Cómo dejar de ser una madre culposa
Graciela culpaba a su mamá por haber sido demasiado estricta y poco cariñosa durante su infancia. Cuando sus tres hijos, Juan, Ramiro y Aldana, llegaron a la adolescencia, se descubrió repitiendo las conductas que tanto había reprobado en su madre, su severidad y poca expresión afectiva. Fue muy doloroso porque se había jurado cuando niña que, en caso de tener hijos, no sería con ellos como había sido su madre.
Pasaron unos años. Sus hijos se hicieron adultos. Juan, el mayor, doctor en bioquímica, era investigador en un importante laboratorio en Francia.
Una noche, hace pocos meses, Graciela despertó angustiada presa de una pesadilla. Veía a Juan como cuando era adolescente debatiéndose en medio de un mar embravecido, las olas lo cubrían, pedía auxilio, su cuerpo subía y bajaba mientras hacía señales desesperadas con sus brazos. Enloquecida ella corría hacia él y cuanto más corría más se alejaba sumida en la impotencia de salvarlo. La despertó su propio alarido. No podía quitar las imágenes de su cabeza.
Eran las 4 de la mañana, ya las 9 en Francia, y corrió a buscar el celular como tabla de salvación. Había sido tan vívida la pesadilla que debía cerciorarse de que Juan estaba bien. Atendió enseguida, calmo y amable porque sí, todo estaba bien, "ninguna novedad mami, te dejo porque estoy llegando al trabajo". Había sido solo un mal sueño, nada que temer.
Pero Graciela no lo dejó ahí. Ese sueño fue para ella la representación de todo lo que creía que había hecho mal y necesitaba terminar con el peso que sentía por no haber sido lo buena madre que debía haber sido. Había soñado con Juan, de modo que empezaría con él. Tomó un papel y comenzó a hacer una lista de todas las cosas de las que se acusaba, hechos, circunstancias, palabras, conductas. Cubrió cuatro páginas, con fechas y descripciones de las cosas que estaba segura que había hecho mal con Juan y de las que debía ser expiada y perdonada. Se sentó ante la computadora y le escribió un correo con el pedido de que viera la lista y le respondiera por favor cómo había sido vivido por él y si consideraba que habían tenido consecuencias en su vida.
Esa noche Juan la llamó alarmado: "¿Qué te pasa mamá? No entiendo nada, ¿estás psicótica?" "¿Por qué?" "Porque no sé de qué me estás hablando. Miré todas las cosas que decís y no me acuerdo de ninguna, nada". Graciela escuchó enmudecida. "Pero si querés, si eso alivia tu alma, te puedo escribir de lo que sí te acusé en su momento para que lo veas y me digas por qué o para qué lo hiciste.
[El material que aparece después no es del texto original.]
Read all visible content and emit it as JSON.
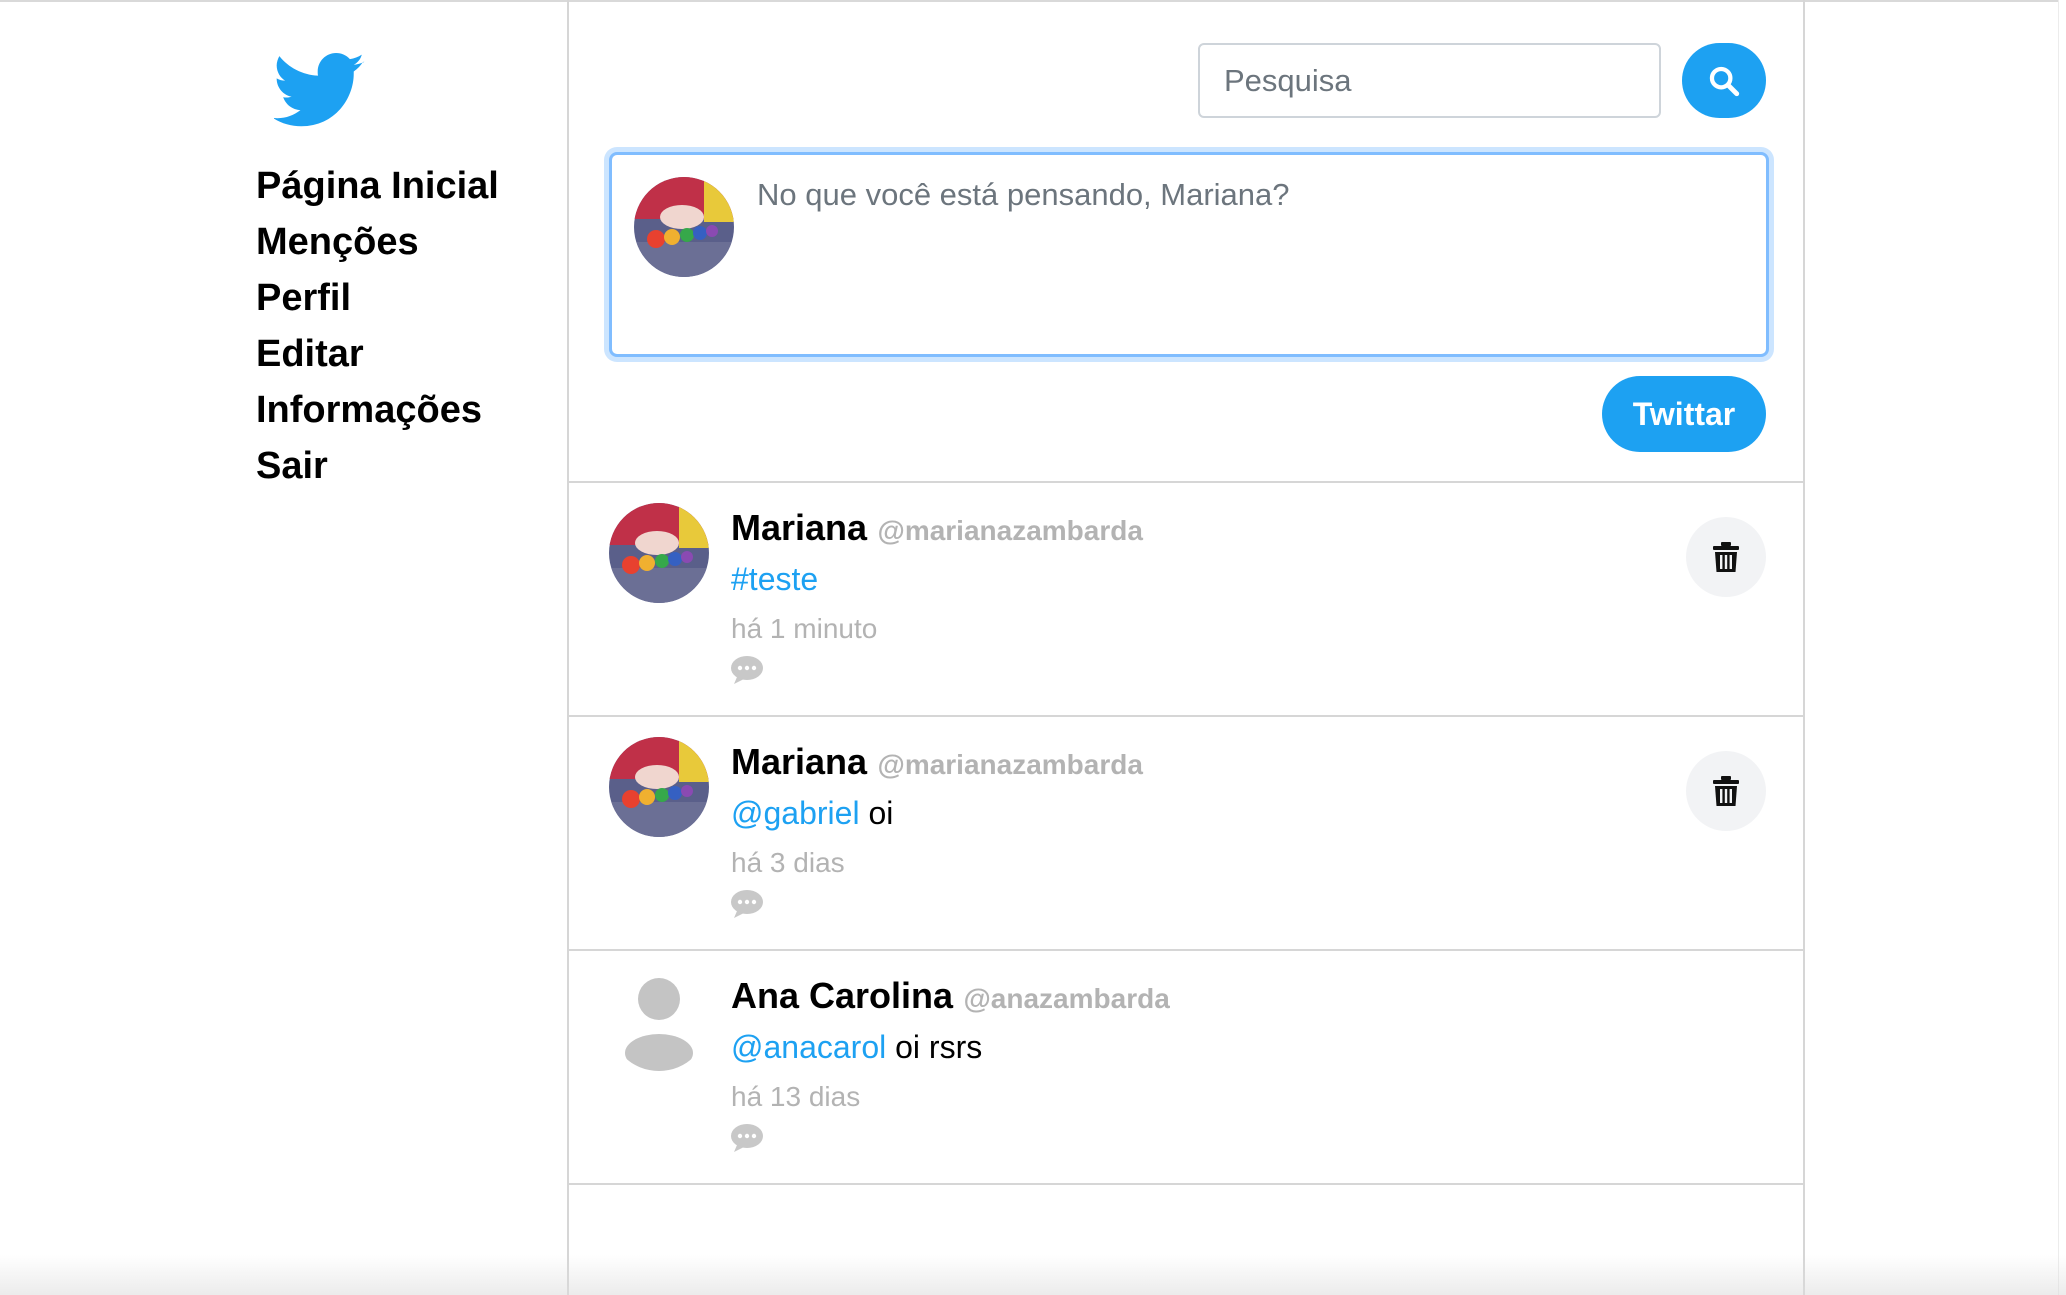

Pero dame unos días".
Y así fue. Una semana después entró un correo de Juan. Graciela dejó pasar unas horas. Al fin la curiosidad pudo más. Se dijo "¡ahora o nunca!" y abrió el mail. Estalló en una carcajada que le dibujó estrellitas de colores en el alma. Rió, sollozó, moqueó, siguió riendo y sonándose la nariz mientras leía la insólita respuesta de su hijo. La lista de Juan, tan larga como la suya, mostraba que se había tomado en serio el trabajo de rememorar momentos penosos, pero enumeraba cosas, situaciones y dichos de los que Graciela no tenía el menor recuerdo. Imprimió las dos listas, las enmarcó y las dejó a la vista. No le hizo falta hacer listas con sus otros hijos. Había entendido. No solo se alivió luego de tantos años de autoacusaciones, sino que también fue al cementerio y le pidió perdón a su mamá.